The man who allegedly left several racist voicemails directed at the Mayor of San Anselmo will not face charges, the Marin County District Attorney announced on Wednesday.

Three voicemails were left on the San Anselmo main phone line in May which "contained threats that were racially charged in nature" targeted towards the town’s mayor, Brian Colbert, who is Black.


Police arrested 63-year-old Jerald Welty at his San Anselmo home on May 10 within a few hours of the initial report. He served two days in jail before he was released.

Colbert said in a statement at the time that the suspect sent him "words that we associate with the Jim Crow South, not Northern California in the 21st Century."

However, Marin County District Attorney Lori E. Frugoli announced in a video on Wednesday that the county would not pursue charges against Welton.

While she thoroughly denounced the language, calling it "reprehensible and disgusting," she said that a "team of very experienced prosecutors," including members of an ad-hoc hate crime committee, determined that the case was a hate incident, not a hate crime, meaning no laws were broken.

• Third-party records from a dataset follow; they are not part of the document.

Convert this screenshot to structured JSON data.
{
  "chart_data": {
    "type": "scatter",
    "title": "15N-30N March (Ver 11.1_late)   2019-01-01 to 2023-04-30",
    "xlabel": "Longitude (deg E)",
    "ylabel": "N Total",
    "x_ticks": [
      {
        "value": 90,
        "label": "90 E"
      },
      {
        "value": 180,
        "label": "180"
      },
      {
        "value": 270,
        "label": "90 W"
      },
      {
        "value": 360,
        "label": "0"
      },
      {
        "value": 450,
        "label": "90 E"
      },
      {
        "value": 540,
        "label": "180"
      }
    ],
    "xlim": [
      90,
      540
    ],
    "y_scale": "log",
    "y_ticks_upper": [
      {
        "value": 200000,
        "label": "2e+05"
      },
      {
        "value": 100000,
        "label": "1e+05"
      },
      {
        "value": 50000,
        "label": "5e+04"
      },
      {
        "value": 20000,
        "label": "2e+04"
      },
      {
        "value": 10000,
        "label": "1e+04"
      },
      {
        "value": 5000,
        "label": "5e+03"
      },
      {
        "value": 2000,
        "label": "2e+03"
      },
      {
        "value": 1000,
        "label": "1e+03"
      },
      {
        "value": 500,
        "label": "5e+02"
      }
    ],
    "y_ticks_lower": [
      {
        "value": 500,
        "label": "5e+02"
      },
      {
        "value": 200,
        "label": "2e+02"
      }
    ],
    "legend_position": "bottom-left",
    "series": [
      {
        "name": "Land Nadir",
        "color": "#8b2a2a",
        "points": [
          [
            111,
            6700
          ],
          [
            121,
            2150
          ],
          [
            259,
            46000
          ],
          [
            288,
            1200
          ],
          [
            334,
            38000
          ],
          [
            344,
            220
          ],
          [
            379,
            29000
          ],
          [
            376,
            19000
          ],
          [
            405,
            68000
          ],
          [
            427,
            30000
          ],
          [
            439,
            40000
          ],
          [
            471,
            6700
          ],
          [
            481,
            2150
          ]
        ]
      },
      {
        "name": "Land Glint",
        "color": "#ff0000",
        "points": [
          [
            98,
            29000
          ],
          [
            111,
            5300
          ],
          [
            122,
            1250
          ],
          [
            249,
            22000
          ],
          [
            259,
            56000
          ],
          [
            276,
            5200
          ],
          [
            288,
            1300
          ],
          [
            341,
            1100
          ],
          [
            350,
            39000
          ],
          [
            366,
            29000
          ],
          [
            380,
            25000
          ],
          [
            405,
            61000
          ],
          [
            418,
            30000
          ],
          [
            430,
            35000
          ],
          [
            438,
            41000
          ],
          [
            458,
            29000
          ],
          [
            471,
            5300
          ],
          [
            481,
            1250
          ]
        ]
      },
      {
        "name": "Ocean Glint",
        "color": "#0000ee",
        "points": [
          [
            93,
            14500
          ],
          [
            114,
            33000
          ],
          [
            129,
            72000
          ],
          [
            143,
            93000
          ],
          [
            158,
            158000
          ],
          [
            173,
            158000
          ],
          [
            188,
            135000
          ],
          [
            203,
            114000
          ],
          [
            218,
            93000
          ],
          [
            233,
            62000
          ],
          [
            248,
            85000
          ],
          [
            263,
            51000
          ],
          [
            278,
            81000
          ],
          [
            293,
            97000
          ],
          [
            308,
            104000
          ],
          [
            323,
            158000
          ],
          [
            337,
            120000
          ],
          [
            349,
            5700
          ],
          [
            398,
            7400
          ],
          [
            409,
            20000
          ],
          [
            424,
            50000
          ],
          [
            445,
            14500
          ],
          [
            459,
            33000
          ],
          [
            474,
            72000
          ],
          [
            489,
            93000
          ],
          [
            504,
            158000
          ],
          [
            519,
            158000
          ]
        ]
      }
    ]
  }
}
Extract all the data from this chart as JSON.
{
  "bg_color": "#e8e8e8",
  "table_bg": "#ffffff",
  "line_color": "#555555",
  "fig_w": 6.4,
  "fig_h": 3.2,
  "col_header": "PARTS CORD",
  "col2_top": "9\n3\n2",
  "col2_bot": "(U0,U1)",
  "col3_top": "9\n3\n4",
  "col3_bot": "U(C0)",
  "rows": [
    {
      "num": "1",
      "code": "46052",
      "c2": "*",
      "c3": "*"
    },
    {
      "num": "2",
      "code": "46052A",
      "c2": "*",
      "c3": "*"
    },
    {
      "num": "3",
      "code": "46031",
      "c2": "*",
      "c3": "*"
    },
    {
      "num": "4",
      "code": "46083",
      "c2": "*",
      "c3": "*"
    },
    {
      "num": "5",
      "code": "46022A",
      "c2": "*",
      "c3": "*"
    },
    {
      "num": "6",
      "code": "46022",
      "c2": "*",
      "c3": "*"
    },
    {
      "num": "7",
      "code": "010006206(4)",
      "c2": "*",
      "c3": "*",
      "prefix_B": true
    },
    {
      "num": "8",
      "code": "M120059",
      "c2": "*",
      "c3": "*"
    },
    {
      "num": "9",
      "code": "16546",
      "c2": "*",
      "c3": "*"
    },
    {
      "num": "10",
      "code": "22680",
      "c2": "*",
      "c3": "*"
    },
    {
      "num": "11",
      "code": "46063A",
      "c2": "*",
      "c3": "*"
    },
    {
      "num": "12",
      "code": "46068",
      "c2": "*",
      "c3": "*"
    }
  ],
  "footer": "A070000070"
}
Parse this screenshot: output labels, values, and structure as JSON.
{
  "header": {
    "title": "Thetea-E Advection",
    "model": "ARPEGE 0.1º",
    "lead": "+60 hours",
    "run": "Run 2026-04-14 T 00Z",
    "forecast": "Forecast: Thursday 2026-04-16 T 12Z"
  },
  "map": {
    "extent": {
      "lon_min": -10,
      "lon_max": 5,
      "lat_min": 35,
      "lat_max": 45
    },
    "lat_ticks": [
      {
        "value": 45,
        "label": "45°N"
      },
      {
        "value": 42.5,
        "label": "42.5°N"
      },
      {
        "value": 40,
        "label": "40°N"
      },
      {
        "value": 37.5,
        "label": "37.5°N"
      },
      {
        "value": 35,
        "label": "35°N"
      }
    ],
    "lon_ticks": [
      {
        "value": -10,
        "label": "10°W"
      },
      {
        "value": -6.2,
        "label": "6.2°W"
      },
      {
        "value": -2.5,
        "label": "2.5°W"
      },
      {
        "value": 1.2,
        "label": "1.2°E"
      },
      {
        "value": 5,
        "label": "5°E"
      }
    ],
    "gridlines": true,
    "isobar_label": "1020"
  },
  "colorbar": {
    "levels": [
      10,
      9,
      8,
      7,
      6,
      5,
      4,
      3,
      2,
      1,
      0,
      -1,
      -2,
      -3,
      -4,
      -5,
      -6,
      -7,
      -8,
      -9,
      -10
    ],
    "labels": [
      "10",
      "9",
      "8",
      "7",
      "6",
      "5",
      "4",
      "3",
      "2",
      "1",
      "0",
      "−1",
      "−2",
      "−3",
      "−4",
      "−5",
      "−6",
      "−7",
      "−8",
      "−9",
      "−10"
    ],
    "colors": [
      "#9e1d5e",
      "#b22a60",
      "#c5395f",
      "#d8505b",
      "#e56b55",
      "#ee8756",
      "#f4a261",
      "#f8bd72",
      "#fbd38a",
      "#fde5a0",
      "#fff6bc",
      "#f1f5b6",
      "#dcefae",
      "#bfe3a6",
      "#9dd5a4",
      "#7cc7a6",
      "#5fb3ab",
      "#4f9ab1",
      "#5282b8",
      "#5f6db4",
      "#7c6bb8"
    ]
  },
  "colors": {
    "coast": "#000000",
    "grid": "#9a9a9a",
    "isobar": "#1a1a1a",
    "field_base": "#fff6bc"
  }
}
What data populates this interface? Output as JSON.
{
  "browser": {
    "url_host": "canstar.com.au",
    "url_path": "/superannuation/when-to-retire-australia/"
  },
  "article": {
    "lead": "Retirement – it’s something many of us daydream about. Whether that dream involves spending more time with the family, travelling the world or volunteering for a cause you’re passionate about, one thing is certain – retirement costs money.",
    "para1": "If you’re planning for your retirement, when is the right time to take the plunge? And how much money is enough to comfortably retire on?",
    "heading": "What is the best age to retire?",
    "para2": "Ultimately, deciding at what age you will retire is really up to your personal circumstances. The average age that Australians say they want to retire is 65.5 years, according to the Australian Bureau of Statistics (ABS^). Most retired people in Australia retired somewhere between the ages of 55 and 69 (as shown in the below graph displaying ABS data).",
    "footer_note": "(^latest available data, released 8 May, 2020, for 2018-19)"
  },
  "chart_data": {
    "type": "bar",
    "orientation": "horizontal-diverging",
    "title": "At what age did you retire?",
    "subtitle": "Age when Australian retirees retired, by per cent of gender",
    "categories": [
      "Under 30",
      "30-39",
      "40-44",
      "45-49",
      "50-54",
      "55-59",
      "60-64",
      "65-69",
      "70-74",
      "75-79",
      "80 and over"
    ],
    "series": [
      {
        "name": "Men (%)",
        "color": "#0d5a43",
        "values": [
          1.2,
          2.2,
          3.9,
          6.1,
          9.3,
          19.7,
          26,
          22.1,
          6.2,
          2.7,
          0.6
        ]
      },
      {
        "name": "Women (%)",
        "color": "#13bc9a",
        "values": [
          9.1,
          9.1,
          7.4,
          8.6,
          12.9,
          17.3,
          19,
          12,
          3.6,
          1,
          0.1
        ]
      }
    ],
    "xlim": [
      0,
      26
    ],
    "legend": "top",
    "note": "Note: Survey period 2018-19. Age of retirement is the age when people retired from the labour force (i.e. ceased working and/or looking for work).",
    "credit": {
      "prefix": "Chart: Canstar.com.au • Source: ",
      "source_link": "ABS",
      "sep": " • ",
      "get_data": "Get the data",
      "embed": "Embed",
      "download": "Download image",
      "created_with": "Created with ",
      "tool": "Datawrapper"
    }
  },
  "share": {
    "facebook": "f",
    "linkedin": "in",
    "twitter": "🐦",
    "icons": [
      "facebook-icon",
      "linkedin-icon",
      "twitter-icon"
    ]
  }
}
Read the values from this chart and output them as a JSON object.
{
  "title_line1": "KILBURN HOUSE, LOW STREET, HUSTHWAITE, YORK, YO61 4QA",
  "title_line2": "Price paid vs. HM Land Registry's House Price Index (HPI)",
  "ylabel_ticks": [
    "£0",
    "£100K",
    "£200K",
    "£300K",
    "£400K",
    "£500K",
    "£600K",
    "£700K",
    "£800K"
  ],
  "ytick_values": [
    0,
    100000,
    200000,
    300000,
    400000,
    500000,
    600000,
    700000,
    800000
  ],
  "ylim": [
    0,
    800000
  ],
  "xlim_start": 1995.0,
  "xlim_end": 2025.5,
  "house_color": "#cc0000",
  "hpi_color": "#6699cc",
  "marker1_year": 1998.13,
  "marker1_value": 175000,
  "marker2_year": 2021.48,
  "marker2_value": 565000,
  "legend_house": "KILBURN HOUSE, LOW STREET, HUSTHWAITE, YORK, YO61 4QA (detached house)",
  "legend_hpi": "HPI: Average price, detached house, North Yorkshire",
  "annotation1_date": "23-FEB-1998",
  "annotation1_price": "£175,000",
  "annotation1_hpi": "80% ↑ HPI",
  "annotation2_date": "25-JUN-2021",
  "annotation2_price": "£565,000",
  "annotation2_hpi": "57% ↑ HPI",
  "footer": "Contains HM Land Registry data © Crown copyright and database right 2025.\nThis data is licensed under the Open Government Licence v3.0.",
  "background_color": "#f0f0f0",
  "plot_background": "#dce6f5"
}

"There are clear legal distinctions between a hate incident, which this was, and a hate crime," she said. "For it to be a hate crime there must be an underlying crime identified and in each case the evidence is evaluated to determine whether the underlying criminal behavior was motivated by hate.” This incident did not qualify as a crime under state law, her office said.

The district attorney’s office defines hate crime as "a crime against a person, group, or property motivated by the victim's real or perceived protected social group," while a hate incident "is an action or behavior motivated by hate but which, for one or more reasons, is not a crime." Hate incident include name-calling or insults.

The office noted in a press release that the U.S. constitution allows hate speech as long as it does not interfere with the civil rights of others.

The specific contents of the voicemails were not released to the public, though Colbert said previously they contained racial epithets.

Colbert has served on the Town Council since 2017 and is serving his first term as mayor. He is believed to be the first Black resident elected to a municipal council in Marin County history.